The nonprofit Health Transformation Alliance will focus on four areas of reform:
- Increasing marketplace efficiencies;
- Improving data analysis;
- Educating employees about company benefits; and
- Getting rid of costly and inefficient procurement and contracting practices that drive up costs without improving results.
“The American healthcare delivery system is a patchwork of complicate, expensive and wasteful systems, Marc Reed, chief administrative officer of Verizon, said in a statement. “We’ve done what we can as individual companies. … We need to stop applying bandages to the system and address what’s fundamentally wrong.”

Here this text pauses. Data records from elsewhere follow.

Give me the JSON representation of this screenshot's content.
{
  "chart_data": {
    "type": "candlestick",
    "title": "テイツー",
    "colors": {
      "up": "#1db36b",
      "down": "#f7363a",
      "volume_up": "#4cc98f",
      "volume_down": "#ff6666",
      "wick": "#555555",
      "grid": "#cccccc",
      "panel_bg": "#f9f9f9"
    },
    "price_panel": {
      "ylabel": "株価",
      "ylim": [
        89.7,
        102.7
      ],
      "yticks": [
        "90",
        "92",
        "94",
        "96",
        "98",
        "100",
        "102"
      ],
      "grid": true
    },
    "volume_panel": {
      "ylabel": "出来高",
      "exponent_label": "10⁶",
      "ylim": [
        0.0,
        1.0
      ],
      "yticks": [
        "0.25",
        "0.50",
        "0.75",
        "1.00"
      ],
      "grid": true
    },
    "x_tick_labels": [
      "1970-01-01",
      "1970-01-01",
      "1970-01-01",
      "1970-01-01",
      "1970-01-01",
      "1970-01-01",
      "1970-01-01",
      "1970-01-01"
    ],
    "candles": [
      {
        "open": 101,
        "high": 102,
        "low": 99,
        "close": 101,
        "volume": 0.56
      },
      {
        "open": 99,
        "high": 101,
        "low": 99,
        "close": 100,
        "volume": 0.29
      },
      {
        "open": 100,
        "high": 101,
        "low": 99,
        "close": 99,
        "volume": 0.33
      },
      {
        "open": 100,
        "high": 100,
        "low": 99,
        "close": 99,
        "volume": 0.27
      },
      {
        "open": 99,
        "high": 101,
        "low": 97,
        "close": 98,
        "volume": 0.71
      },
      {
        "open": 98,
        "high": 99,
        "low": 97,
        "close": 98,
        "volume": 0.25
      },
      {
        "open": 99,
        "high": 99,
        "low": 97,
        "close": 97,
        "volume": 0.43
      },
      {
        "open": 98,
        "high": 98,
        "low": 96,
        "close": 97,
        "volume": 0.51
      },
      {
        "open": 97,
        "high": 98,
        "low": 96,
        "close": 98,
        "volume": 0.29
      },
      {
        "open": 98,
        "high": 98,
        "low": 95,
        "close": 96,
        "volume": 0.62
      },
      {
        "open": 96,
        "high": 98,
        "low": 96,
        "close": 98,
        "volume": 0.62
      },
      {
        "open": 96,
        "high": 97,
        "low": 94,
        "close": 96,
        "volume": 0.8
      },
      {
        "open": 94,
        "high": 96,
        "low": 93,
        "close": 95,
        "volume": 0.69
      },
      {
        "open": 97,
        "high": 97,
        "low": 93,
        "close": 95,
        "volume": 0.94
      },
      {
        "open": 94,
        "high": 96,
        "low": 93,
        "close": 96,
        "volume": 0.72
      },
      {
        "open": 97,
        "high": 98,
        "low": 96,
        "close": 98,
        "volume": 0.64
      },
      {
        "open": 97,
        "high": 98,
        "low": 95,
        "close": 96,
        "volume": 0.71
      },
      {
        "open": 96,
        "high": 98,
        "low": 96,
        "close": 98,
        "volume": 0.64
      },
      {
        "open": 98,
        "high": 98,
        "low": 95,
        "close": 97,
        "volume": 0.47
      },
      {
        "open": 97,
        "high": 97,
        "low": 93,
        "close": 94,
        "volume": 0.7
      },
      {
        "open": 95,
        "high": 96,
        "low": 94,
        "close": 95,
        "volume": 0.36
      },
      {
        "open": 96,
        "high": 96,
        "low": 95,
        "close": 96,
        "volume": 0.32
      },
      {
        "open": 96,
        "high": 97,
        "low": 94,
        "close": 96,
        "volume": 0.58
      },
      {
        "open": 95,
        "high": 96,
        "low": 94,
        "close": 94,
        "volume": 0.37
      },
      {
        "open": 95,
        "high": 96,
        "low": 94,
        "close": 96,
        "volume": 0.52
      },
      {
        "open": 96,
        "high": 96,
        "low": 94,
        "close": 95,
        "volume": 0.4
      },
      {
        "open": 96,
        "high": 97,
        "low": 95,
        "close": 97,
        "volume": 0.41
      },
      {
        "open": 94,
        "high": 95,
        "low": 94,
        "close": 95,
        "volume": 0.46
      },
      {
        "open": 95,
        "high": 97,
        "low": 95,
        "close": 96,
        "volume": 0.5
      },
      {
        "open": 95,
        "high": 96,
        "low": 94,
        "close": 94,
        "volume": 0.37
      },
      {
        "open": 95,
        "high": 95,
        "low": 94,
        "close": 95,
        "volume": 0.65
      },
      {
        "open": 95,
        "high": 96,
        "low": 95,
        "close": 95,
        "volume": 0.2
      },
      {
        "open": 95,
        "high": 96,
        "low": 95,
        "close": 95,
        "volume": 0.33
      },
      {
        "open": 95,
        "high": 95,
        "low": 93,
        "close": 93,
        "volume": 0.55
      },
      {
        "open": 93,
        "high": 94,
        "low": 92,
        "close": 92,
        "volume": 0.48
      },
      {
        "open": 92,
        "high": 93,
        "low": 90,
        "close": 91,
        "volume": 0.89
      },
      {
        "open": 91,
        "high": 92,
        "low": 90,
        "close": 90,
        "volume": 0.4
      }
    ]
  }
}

Fronstin sees the alliance as a positive sign for the market. Notwithstanding some wild card that changes the current healthcare reimbursement landscape, employers are fully invested in providing benefits for their employees, he said.
“These jumbo employers are teaming up because they feel they’ve cost shifted to employees too much and they’re committed to continuing offering benefits, he said. “Right now, they’re in it and they see benefits for staying in.”
As for small firms, Fronstin believes many will continue to offer benefits, particularly if they compete with larger firms for workers with specific skill sets.